The former prime minister Shehbaz Sharif and the Chief of Army Staff (COAS) General Syed Asim Munir launched the first corporate farm, under the umbrella of the Special Investment Facilitation Council (SIFC), in July 2023.

However, the nationalist parties in Sindh had raised their serious concern against the initiative, claiming that "the project was an 'onslaught' on the province.

“The land will not be granted as a title but will be given just for cultivation purposes. The ownership of land shall vest with the Sindh government. No local rights will be affected by the projects and no water rights of the local population shall be affected. The companies have to arrange for water resources through alternative modes rather than relying solely on irrigation channels,” the caretaker Revenue Minister Younus Dhaga said in reply to the nationalist parties' reservations.
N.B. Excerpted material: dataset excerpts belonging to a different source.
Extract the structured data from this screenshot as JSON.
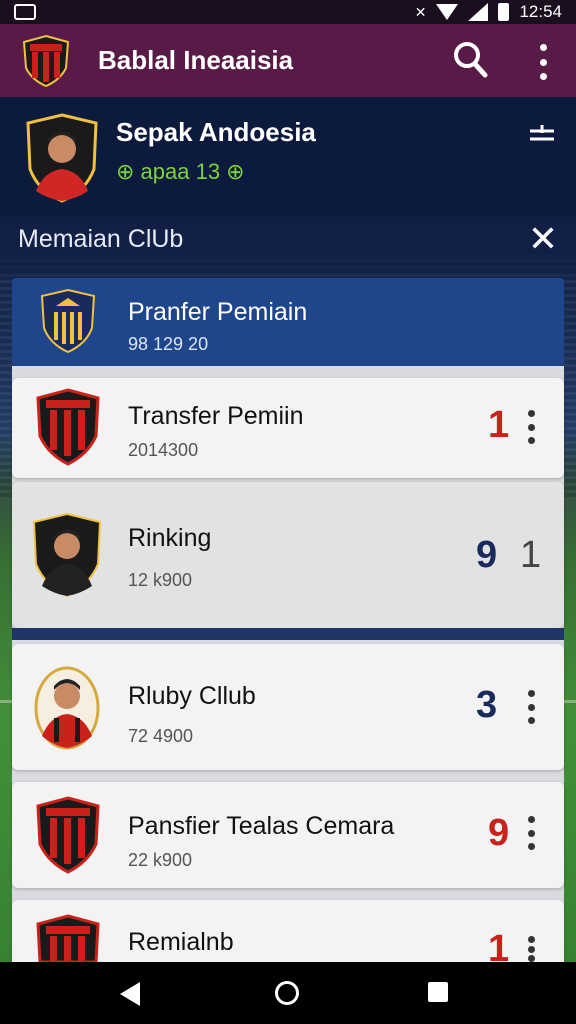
{
  "status_bar": {
    "time": "12:54"
  },
  "app_bar": {
    "title": "Bablal Ineaaisia"
  },
  "profile": {
    "name": "Sepak Andoesia",
    "subtitle": "⊕ apaa 13 ⊕"
  },
  "section": {
    "title": "Memaian ClUb"
  },
  "active_item": {
    "title": "Pranfer Pemiain",
    "subtitle": "98 129 20"
  },
  "items": [
    {
      "title": "Transfer Pemiin",
      "subtitle": "2014300",
      "number": "1",
      "number_color": "#c8221a"
    },
    {
      "title": "Rinking",
      "subtitle": "12 k900",
      "number": "9",
      "number2": "1",
      "number_color": "#1a2a5c"
    },
    {
      "title": "Rluby Cllub",
      "subtitle": "72 4900",
      "number": "3",
      "number_color": "#1a2a5c"
    },
    {
      "title": "Pansfier Tealas Cemara",
      "subtitle": "22 k900",
      "number": "9",
      "number_color": "#c8221a"
    },
    {
      "title": "Remialnb",
      "subtitle": "",
      "number": "1",
      "number_color": "#c8221a"
    }
  ],
  "colors": {
    "app_bar": "#581b47",
    "active": "#1f468a",
    "accent_green": "#7cd33a"
  }
}
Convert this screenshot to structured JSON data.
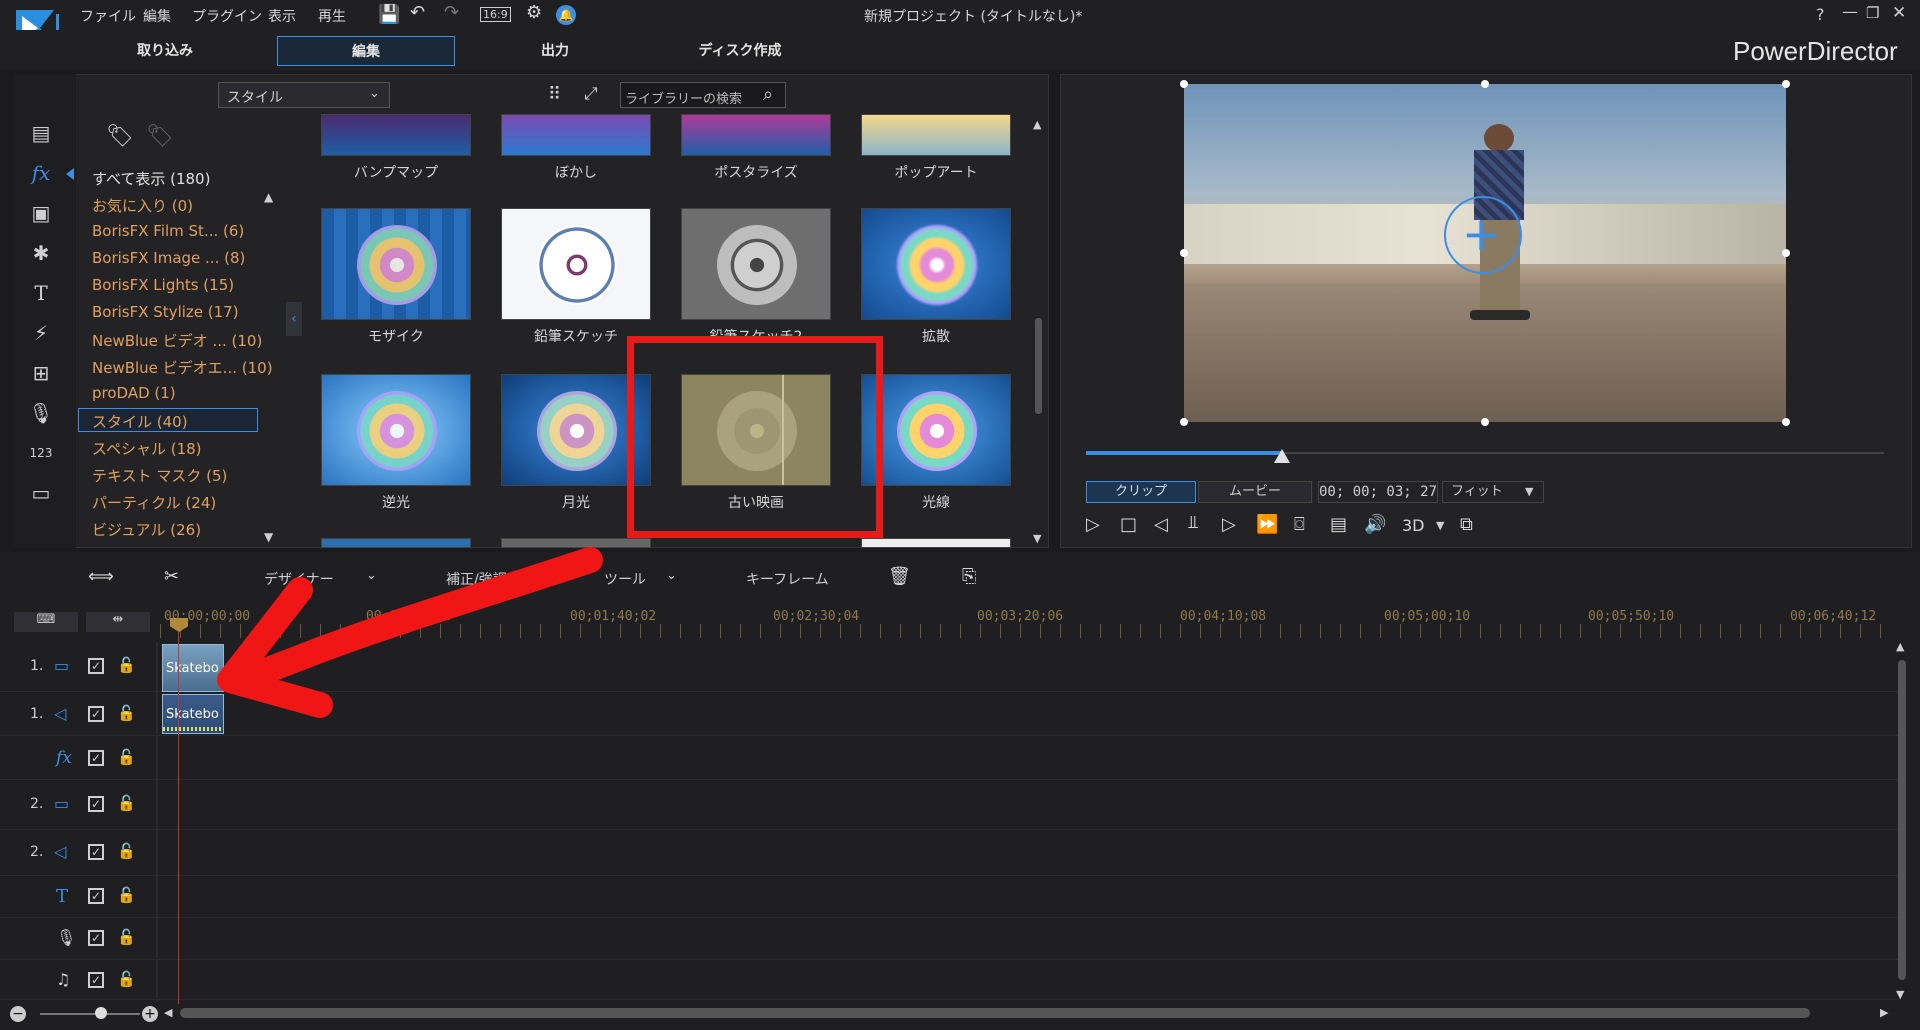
{
  "titlebar": {
    "title": "新規プロジェクト (タイトルなし)*",
    "menus": [
      "ファイル",
      "編集",
      "プラグイン",
      "表示",
      "再生"
    ],
    "aspect": "16:9",
    "help": "?"
  },
  "tabs": [
    {
      "label": "取り込み"
    },
    {
      "label": "編集"
    },
    {
      "label": "出力"
    },
    {
      "label": "ディスク作成"
    }
  ],
  "brand": "PowerDirector",
  "library": {
    "dropdown": "スタイル",
    "search_placeholder": "ライブラリーの検索",
    "categories": [
      {
        "label": "すべて表示 (180)"
      },
      {
        "label": "お気に入り (0)"
      },
      {
        "label": "BorisFX Film St... (6)"
      },
      {
        "label": "BorisFX Image ... (8)"
      },
      {
        "label": "BorisFX Lights (15)"
      },
      {
        "label": "BorisFX Stylize (17)"
      },
      {
        "label": "NewBlue ビデオ ... (10)"
      },
      {
        "label": "NewBlue ビデオエ... (10)"
      },
      {
        "label": "proDAD (1)"
      },
      {
        "label": "スタイル (40)"
      },
      {
        "label": "スペシャル (18)"
      },
      {
        "label": "テキスト マスク (5)"
      },
      {
        "label": "パーティクル (24)"
      },
      {
        "label": "ビジュアル (26)"
      }
    ],
    "effects": [
      {
        "label": "バンプマップ"
      },
      {
        "label": "ぼかし"
      },
      {
        "label": "ポスタライズ"
      },
      {
        "label": "ポップアート"
      },
      {
        "label": "モザイク"
      },
      {
        "label": "鉛筆スケッチ"
      },
      {
        "label": "鉛筆スケッチ2"
      },
      {
        "label": "拡散"
      },
      {
        "label": "逆光"
      },
      {
        "label": "月光"
      },
      {
        "label": "古い映画"
      },
      {
        "label": "光線"
      }
    ],
    "highlighted_effect": "古い映画"
  },
  "preview": {
    "mode_clip": "クリップ",
    "mode_movie": "ムービー",
    "timecode": "00; 00; 03; 27",
    "fit": "フィット",
    "threed": "3D"
  },
  "timeline_toolbar": {
    "designer": "デザイナー",
    "correction": "補正/強調",
    "tools": "ツール",
    "keyframe": "キーフレーム"
  },
  "ruler": [
    "00;00;00;00",
    "00;00;50;00",
    "00;01;40;02",
    "00;02;30;04",
    "00;03;20;06",
    "00;04;10;08",
    "00;05;00;10",
    "00;05;50;10",
    "00;06;40;12"
  ],
  "tracks": [
    {
      "num": "1.",
      "kind": "video"
    },
    {
      "num": "1.",
      "kind": "audio"
    },
    {
      "num": "",
      "kind": "fx"
    },
    {
      "num": "2.",
      "kind": "video"
    },
    {
      "num": "2.",
      "kind": "audio"
    },
    {
      "num": "",
      "kind": "title"
    },
    {
      "num": "",
      "kind": "voice"
    },
    {
      "num": "",
      "kind": "music"
    }
  ],
  "clip": {
    "video_label": "Skatebo",
    "audio_label": "Skatebo"
  },
  "colors": {
    "accent": "#3a8ee6",
    "highlight_box": "#e81b1b",
    "arrow": "#f01616",
    "category": "#e0a060"
  }
}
"It shall also be ensured that no land shall be considered for this initiative which falls within the limit of any villages, katchi abadi, locality, temporary shelters, grazing land, seasonal cultivation, range, any settlement, amenity, potential mining areas, already reserved land for any public purpose, motorways, superhighways, national highways, roads, jails, railway lines, irrigation channels, wildlife sanctuaries, national parks, mountain ranges, heritage sites, religious sites, graveyards, forest land, including mangroves habitats and protected forests, wastelands, wetlands, ‘dhoras’/depressions, sea creeks, river deltas, inland waters, internal waters, historical waterways, vital security installations, port and seashore," he further explained.